Once trained, the models are used to predict the labels, add preannotations on the assets that have not yet been labeled by the annotators. The annotators can then validate or correct the preannotations in the Kili user interface.
kiliautoml predict \
--api-key $KILI_API_KEY \
--project-id $KILI_PROJECT_ID
Using trained models to push pre-annotations onto unlabeled assets typically speeds up labeling by 10%.
You can also use a model coming from another project, if they have the same ontology:
kiliautoml predict \
--api-key $KILI_API_KEY \
--project-id $KILI_PROJECT_ID \
--from-project $ANOTHER_KILI_PROJECT_ID
Once roughly 10 percent of the assets in a project have been labeled, it is possible to prioritize the remaining assets to be labeled on the project in order to prioritize the assets that will best improve the performance of the model.
kiliautoml prioritize \
--api-key $KILI_API_KEY \
--project-id $KILI_PROJECT_ID
This command will change the priority queue of the assets to be labeled. To do this, AutoML uses a mix between diversity sampling and uncertainty sampling.
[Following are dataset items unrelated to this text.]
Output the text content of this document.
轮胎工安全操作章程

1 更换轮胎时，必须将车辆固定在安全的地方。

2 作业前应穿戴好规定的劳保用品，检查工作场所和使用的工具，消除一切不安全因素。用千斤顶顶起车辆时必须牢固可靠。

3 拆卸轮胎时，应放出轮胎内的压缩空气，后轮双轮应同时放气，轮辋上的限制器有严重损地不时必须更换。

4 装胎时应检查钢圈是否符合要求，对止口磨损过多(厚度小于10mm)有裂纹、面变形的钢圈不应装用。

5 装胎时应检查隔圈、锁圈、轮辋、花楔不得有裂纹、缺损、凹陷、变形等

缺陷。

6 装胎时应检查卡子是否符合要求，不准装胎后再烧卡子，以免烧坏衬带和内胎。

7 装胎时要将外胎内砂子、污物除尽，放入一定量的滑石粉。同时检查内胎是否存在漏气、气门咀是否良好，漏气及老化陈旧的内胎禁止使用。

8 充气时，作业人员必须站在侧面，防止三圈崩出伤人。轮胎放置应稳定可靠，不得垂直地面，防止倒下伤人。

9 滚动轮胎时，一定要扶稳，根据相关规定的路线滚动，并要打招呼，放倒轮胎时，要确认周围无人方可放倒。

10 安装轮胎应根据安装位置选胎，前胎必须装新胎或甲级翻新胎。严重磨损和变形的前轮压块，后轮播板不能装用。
Note: for image classification projects only.
The error is human, fortunately there are methods to detect potential annotation problems. label_errors.py
allows to identify potential problems and create a 'potential_label_error' filter on the project's asset exploration view:
kiliautoml label_errors \
--api-key $KILI_API_KEY \
--project-id $KILI_PROJECT_ID
AutoML currently supports the following tasks:
- Natural Language Processing (NLP)
- Named Entity Recognition
- Text Classification
- Image
- Object detection
- Image Classification
AutoML is a utility library that trains and serves models. It is your responsibility to determine whether the model performance is high enough or not.
Don't hesitate to contribute!